For years we've focused on finding all the vulnerabilities, prioritizing them based on business and threat context, and then ultimately throwing them over the wall to IT or devops. But security has been learning how to more effectively create a remediation workflow. In some cases this means true management of the workflow, analytics that tells you if a vuln has been patched, or dashboards fed from live data so decisions are made at the point of impact. All that stuff is great, but what if I said you also must have a reframing of what the word "security vulnerability" actually means?
Security Vuln or JIRA Ticket?
Back to my time with the OWASP crew in DC; and I'll be fully transparent that this idea came to me as I spoke with Rapid7 application security customers (check out AppSpider for more info). We talked a long time about the importance of collecting all the right application data for scanning and then prioritizing the vulns found. But the part of the conversation that really turned around my thinking was when we got to remediation.
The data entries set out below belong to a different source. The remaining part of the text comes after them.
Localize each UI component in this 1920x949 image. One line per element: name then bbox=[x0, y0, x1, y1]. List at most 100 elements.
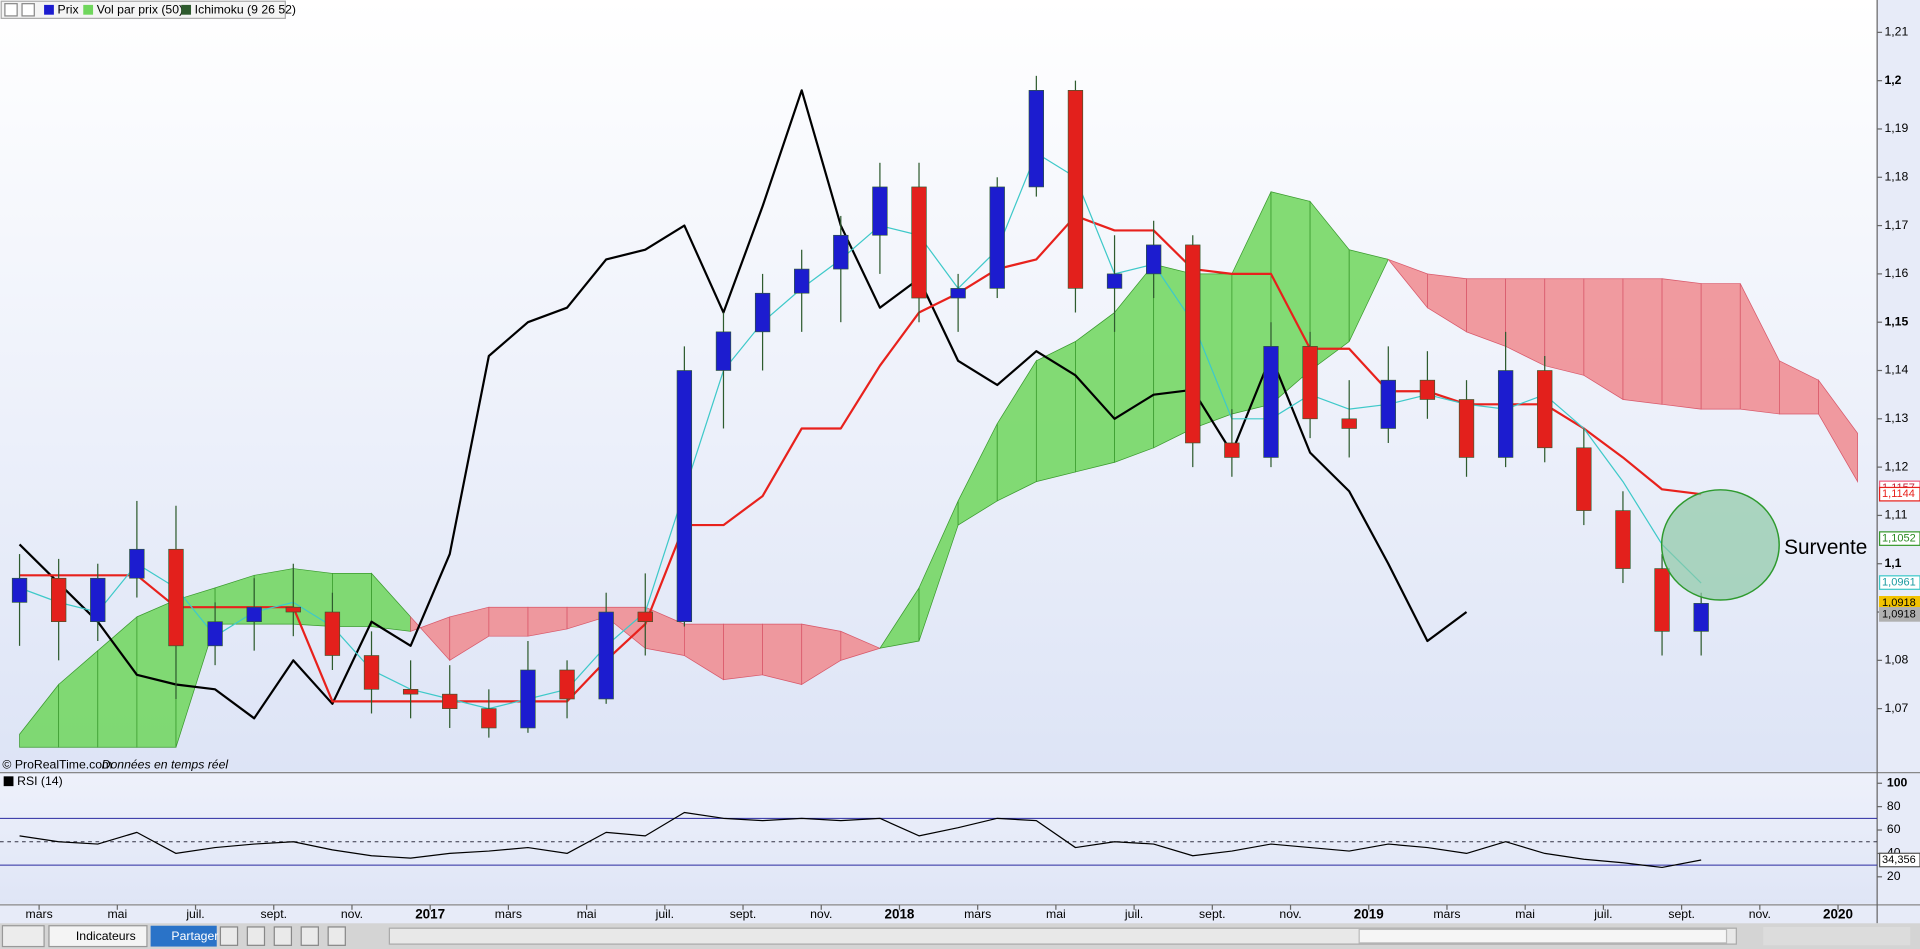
x-tick-label: mai bbox=[1515, 907, 1535, 921]
rsi-tick-label: 80 bbox=[1887, 799, 1901, 813]
x-tick-label: nov. bbox=[1749, 907, 1771, 921]
cloud-layer bbox=[19, 191, 1858, 748]
candle-body bbox=[1458, 399, 1475, 458]
candle-body bbox=[129, 548, 145, 579]
indicators-label[interactable]: Indicateurs bbox=[76, 929, 136, 943]
legend-item[interactable]: Vol par prix (50) bbox=[97, 3, 183, 17]
cloud-segment bbox=[1544, 278, 1585, 376]
indicators-button[interactable] bbox=[48, 925, 148, 948]
y-tick-label: 1,2 bbox=[1884, 73, 1901, 87]
copyright: © ProRealTime.com bbox=[2, 758, 112, 772]
price-label-box bbox=[1878, 486, 1920, 502]
price-label-box bbox=[1878, 531, 1920, 546]
x-tick-label: sept. bbox=[730, 907, 757, 921]
candle-body bbox=[1028, 90, 1044, 188]
cloud-segment bbox=[723, 623, 763, 681]
x-tick-label: juil. bbox=[655, 907, 674, 921]
legend-swatch bbox=[181, 4, 192, 15]
x-tick-label: mars bbox=[964, 907, 991, 921]
price-label-box bbox=[1878, 607, 1920, 622]
tool-icon[interactable] bbox=[219, 926, 239, 946]
x-tick-label: sept. bbox=[1668, 907, 1695, 921]
y-tick-label: 1,19 bbox=[1884, 121, 1908, 135]
cloud-segment bbox=[1700, 283, 1741, 410]
candle-body bbox=[402, 689, 419, 695]
candle-body bbox=[168, 548, 184, 647]
cloud-segment bbox=[1661, 278, 1702, 410]
candle-body bbox=[1302, 346, 1318, 420]
zoom-tools[interactable] bbox=[1763, 926, 1911, 946]
annotation-text: Survente bbox=[1784, 536, 1867, 559]
candle-body bbox=[1497, 370, 1514, 458]
cloud-segment bbox=[1622, 278, 1663, 405]
x-tick-label: mars bbox=[1433, 907, 1460, 921]
candle-body bbox=[598, 611, 614, 700]
annotation-circle bbox=[1660, 489, 1780, 601]
y-tick-label: 1,21 bbox=[1884, 25, 1908, 39]
candle-body bbox=[51, 577, 67, 623]
price-label-box bbox=[1878, 575, 1920, 590]
draw-tool[interactable] bbox=[1, 925, 45, 948]
x-tick-label: nov. bbox=[341, 907, 363, 921]
candle-body bbox=[1537, 370, 1553, 449]
candle-body bbox=[90, 577, 106, 623]
add-button[interactable] bbox=[21, 3, 35, 17]
candle-layer bbox=[11, 75, 1709, 738]
legend-swatch bbox=[44, 4, 54, 15]
y-tick-label: 1,16 bbox=[1884, 266, 1908, 280]
x-tick-label: sept. bbox=[260, 907, 287, 921]
x-tick-label: juil. bbox=[185, 907, 204, 921]
candle-body bbox=[1693, 603, 1709, 632]
legend-item[interactable]: Ichimoku (9 26 52) bbox=[195, 3, 296, 17]
candle-body bbox=[911, 186, 927, 299]
tool-icon[interactable] bbox=[246, 926, 266, 946]
candle-body bbox=[442, 693, 458, 709]
candle-body bbox=[1576, 447, 1592, 511]
x-tick-label: 2018 bbox=[884, 906, 914, 921]
rsi-swatch bbox=[3, 776, 14, 787]
x-tick-label: mai bbox=[107, 907, 127, 921]
share-button[interactable] bbox=[150, 925, 217, 947]
x-tick-label: 2017 bbox=[415, 906, 445, 921]
tool-icon[interactable] bbox=[273, 926, 293, 946]
scroll-thumb[interactable] bbox=[1358, 928, 1728, 944]
y-tick-label: 1,08 bbox=[1884, 653, 1908, 667]
candle-body bbox=[754, 292, 771, 333]
candle-body bbox=[207, 621, 223, 647]
tool-icon[interactable] bbox=[300, 926, 319, 946]
price-label: 1,1052 bbox=[1882, 533, 1916, 545]
cloud-segment bbox=[762, 623, 803, 685]
y-tick-label: 1,15 bbox=[1884, 314, 1908, 328]
price-panel bbox=[0, 0, 1878, 772]
y-tick-label: 1,07 bbox=[1884, 701, 1908, 715]
candle-body bbox=[1341, 418, 1357, 429]
rsi-layer bbox=[0, 811, 1878, 869]
candle-body bbox=[1106, 273, 1123, 289]
price-label: 1,1144 bbox=[1882, 488, 1915, 500]
x-tick-label: nov. bbox=[810, 907, 832, 921]
close-button[interactable] bbox=[4, 3, 18, 17]
candle-body bbox=[363, 655, 380, 690]
x-tick-label: mai bbox=[577, 907, 597, 921]
legend-item[interactable]: Prix bbox=[58, 3, 79, 17]
x-tick-label: mars bbox=[26, 907, 53, 921]
legend-bar bbox=[0, 0, 286, 19]
axis-layer: 1,21 1,2 1,19 1,18 1,17 1,16 1,15 1,14 1,13 1,12 1… bbox=[26, 25, 1920, 921]
candle-body bbox=[950, 288, 966, 299]
y-tick-label: 1,17 bbox=[1884, 218, 1908, 232]
realtime-note: Données en temps réel bbox=[102, 758, 229, 772]
share-label[interactable]: Partager bbox=[171, 929, 218, 943]
rsi-panel bbox=[0, 773, 1878, 904]
chikou-line bbox=[18, 89, 1468, 720]
cloud-segment bbox=[840, 630, 881, 661]
x-tick-label: mai bbox=[1046, 907, 1066, 921]
legend-swatch bbox=[83, 4, 94, 15]
x-tick-label: mars bbox=[495, 907, 522, 921]
candle-body bbox=[520, 669, 536, 729]
candle-body bbox=[559, 669, 575, 700]
candle-body bbox=[481, 708, 497, 729]
y-tick-label: 1,11 bbox=[1884, 508, 1907, 522]
tool-icon[interactable] bbox=[327, 926, 346, 946]
candle-body bbox=[1654, 568, 1670, 632]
The functionality that these customers liked the most was the ability to not throw over a 2,300-page stale report (true story!) but instead translate found vulnerabilities directly into the devops ticketing system.
In this case it was a simple measure of taking what was found via application security testing and then placing that, with context, into JIRA. All of a sudden the devops team had a list of high-priority bug fixes, which they valued and would get to quickly, rather than a big security report that seemed to be more blame-game rather than helpful.
Words matter in security, as does intent. It's an important thing to consider as you build our your security program and discover the points of contact with IT and devops.